Unknown amino acids and nucleic residues
From Proteopedia
Atomic coordinate file data entries in the Protein Data Bank (PDB) may include atoms of unknown amino acids, designated "UNK", or unknown nucleic residues, designated "N". Total such entries in March, 2025 are:
- UNK: 1,767 entries.
- N: 123 entries.
While one might expect unknown residues to be more common in entries released in the 20th century, in fact, they are far more common since the 21st century success of Electron cryomicroscopy.

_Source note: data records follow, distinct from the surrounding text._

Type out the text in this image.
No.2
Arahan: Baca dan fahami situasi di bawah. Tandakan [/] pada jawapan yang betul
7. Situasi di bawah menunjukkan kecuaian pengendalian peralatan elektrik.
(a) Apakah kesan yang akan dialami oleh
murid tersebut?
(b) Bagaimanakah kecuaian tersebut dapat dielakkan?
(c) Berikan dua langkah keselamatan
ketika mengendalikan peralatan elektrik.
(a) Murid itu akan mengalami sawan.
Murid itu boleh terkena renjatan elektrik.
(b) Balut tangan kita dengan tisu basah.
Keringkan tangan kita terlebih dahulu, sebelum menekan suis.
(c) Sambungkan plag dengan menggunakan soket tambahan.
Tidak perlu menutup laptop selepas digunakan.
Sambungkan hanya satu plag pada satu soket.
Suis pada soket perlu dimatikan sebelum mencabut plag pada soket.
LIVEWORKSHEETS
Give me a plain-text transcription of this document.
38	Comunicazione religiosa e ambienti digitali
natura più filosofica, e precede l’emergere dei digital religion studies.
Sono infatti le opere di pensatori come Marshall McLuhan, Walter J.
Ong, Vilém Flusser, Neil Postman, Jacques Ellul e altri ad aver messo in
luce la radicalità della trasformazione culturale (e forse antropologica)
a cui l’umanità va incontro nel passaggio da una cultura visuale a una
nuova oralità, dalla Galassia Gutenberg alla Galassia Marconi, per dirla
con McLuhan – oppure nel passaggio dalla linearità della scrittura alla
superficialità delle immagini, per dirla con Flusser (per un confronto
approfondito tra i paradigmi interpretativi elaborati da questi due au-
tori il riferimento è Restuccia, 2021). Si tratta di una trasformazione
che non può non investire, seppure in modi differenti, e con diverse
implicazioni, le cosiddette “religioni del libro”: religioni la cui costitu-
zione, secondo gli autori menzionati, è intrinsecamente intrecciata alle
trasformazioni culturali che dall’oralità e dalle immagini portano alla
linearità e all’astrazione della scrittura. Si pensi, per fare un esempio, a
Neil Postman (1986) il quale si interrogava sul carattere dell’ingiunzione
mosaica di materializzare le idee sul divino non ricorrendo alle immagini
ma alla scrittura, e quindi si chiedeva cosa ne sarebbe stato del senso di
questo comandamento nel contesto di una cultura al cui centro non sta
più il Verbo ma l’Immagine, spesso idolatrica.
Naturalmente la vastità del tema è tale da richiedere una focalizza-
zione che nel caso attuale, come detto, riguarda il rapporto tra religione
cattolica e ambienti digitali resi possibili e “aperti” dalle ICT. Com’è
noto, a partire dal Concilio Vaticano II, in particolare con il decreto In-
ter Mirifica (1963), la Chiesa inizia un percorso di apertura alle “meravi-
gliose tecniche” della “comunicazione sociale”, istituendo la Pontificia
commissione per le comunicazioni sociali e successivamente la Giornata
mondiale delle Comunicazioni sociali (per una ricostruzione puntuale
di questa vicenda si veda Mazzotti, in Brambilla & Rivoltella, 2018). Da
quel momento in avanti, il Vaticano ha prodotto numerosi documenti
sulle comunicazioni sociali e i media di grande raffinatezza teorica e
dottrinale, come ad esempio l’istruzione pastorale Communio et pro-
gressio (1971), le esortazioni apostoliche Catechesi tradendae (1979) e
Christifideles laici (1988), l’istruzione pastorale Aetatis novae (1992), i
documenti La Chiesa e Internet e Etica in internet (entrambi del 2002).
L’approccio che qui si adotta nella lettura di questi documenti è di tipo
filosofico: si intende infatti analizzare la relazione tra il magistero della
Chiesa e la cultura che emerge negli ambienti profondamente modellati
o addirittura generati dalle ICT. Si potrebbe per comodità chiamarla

Cryo-EM is often used on samples with unknown components, and has a lower median resolution than does X-ray crystallography:
Method |
Total Entries |
UNK Entries |
N Entries |
Median Resolution |
X-ray crystallography |
192,742 |
538 (0.3%) |
34 (0.02%) |
2.0 Å |
Cryo-EM |
25,538 |
1,228 (4.8%) |
89 (0.3%) |
3.3 Å |
Data in the above table are for March, 2025.
Consistent with the recent success of cryo-EM, UNK and N entries have increased recently:
Release Date |
1976-1989 |
1990-1999 |
2000-2009 |
2010-2019 |
2020-2025(March) |
UNK Entries |
12 |
27 |
94 |
731 |
903 |
N Entries |
0 |
1 |
13 |
28 |
81 |
X-ray entries accounted for nearly all of the (few) UNK/N entries through 2009. Beginning in 2010-2019, EM entries had more UNK/N cases than did X-ray entries. In 2020-2025, only 12% of UNK/N entries were X-ray entries, the remainder being cryo-EM entries. Solution NMR entries do not have UNK or N.